Puyallup Tribal News

Tribe schools teachers on Indian affairs

(Photo by Steve Dunkelberger)

Representatives from the Puyallup Tribe met with history and civics teachers in Fife schools last week to work with the teachers to fix any misconceptions they may have about the Tribe and its history and culture.

The idea is for Fife schools to cover a wider range of Native American issues outside of the usual curriculum and to bring instruction to include modern Indian activities and issues. Puyallup Tribe and Fife Schools recently entered into this educational venture and it’s showing to be very successful.

“We’re trying to help teachers not view our Tribe’s history, or any Indian education, as scary and foreign. We’re here to have it taught correctly,” said the Tribe’s Historic Preservation Outreach Specialist Jennifer Keating Hallberg.

The district seems grateful for the opportunity. “What we have are some bits and pieces,” said Suzanne Shade, the district’s elementary school curriculum director, noting that many grade-school classes celebrate the start of the salmon runs in the fall but don’t cover Indian issues much after that. “What we want to do is put all the pieces together.”

The district has developed a roster of books and materials on a host of Native American topics for teachers of all grades within the district, as well as works to promote Washington State Office of Public Instruction’s “Since Time Immemorial” project that provides web based videos, curriculum and teaching materials concerning the 29 federally recognized tribes in the state.
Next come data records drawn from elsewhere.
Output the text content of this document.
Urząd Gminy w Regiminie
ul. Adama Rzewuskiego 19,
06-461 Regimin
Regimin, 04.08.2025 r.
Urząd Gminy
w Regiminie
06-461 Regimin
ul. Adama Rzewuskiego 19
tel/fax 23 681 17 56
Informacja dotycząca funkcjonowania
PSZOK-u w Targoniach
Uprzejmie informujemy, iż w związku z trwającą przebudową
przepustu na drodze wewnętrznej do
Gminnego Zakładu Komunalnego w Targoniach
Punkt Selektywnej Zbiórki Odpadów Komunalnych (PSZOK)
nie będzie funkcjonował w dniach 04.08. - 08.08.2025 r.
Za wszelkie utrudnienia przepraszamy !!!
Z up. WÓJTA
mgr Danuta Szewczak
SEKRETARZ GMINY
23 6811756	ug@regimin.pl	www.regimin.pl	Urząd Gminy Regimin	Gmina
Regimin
The site is designed to be scalable so teachers can spend a few hours or several weeks on specific issues, depending on the age of the students and the focus of the class. It also offers suggestions to engage local tribes in their studies.

While the effort to include more Indian issues in public schools is new to Washington, it is farther along in other states. It has been mandatory in Montana for more than a decade, for example. In Washington, state law only recommends inclusion of tribal history in all public schools.

The drive by the Puyallup Tribe for getting its culture and issues in the classrooms more completely centers on the idea of filling the information gap between what people think they know about Indians and the historical facts around fishing and other issues facing the Tribe.

“We are helping these teachers as well as helping the kids,” said Jennifer Keating Hallberg. “People just don’t know.”

She said Tribal staff gives several free tribal history presentations a month to local schools and businesses to battle ignorance about Native American issues and culture.

One of the issues addressed, for example, was tribal fishing rights since fish play such a vital role in the Tribe’s culture and household economics.

“This was, and continues to be many Tribal members’ livelihoods,” she said. “(Tribal members) were beaten, maced and arrested for fishing to feed their families” during clashes with police and state agencies in what has been called the “fishing wars” era of the 1960s and 1970s.

That era pitted Washington state officials against the federal government in much the same way as the Civil Rights battles in many Southern states. State agencies wanted control over the fish management and quotas while the federal government and tribes successfully argued that tribes had the right to an equal share of the harvest and in the role of fisheries managers. Much like during that anti-segregation struggle, federal agencies were battling Washington agencies and politicians over the enforcement of court orders concerning fishing rights outlined by treaties already in place.

“It was a very dramatic time,” Puyallup Tribal attorney John Bell said.

State agencies wanted control over the fish management and quotas while the federal government successfully argued that tribes had an equal share.

Another issue discussed was how tribal lands and government allotments were taken from Puyallup people. Common methods included trickery such as a non-tribal man marrying a tribal woman who owned land and then selling the property for his own gain or having himself appointed an Indian’s “guardian” only to then sell that Indian’s land for profit.

Historically accurate classroom lessons on these issues and more are working their way into Fife schools this year, while nearby Tacoma School District works on a similar track of classes.

David Syth of the Crow Nation is the Indian education coordinator for Tacoma schools and handles both cultural issues facing Native American students in public schools as well as educating non-tribal students about Indian issues.

“My goal is to have something in every building,” he said, noting that he makes sure teachers know about resources and materials available to them as well as coordinates special projects and presentations around the district. “I think we have grown a lot.”

Teachers have web-based materials and a roster of speakers at the ready to cover Indian issues in their classrooms. The challenge, David Syth said, is not teachers unwilling to add Indian enrichment to their lessons but the issue of teachers already being overwhelmed with just trying to keep up with the ever-increasing mandates and not knowing about lesson plans already available to them.

“It is about letting teachers know that these resources exist,” David Syth said.

People can view the classroom material for their own education by visiting: www.Indian-Ed.org.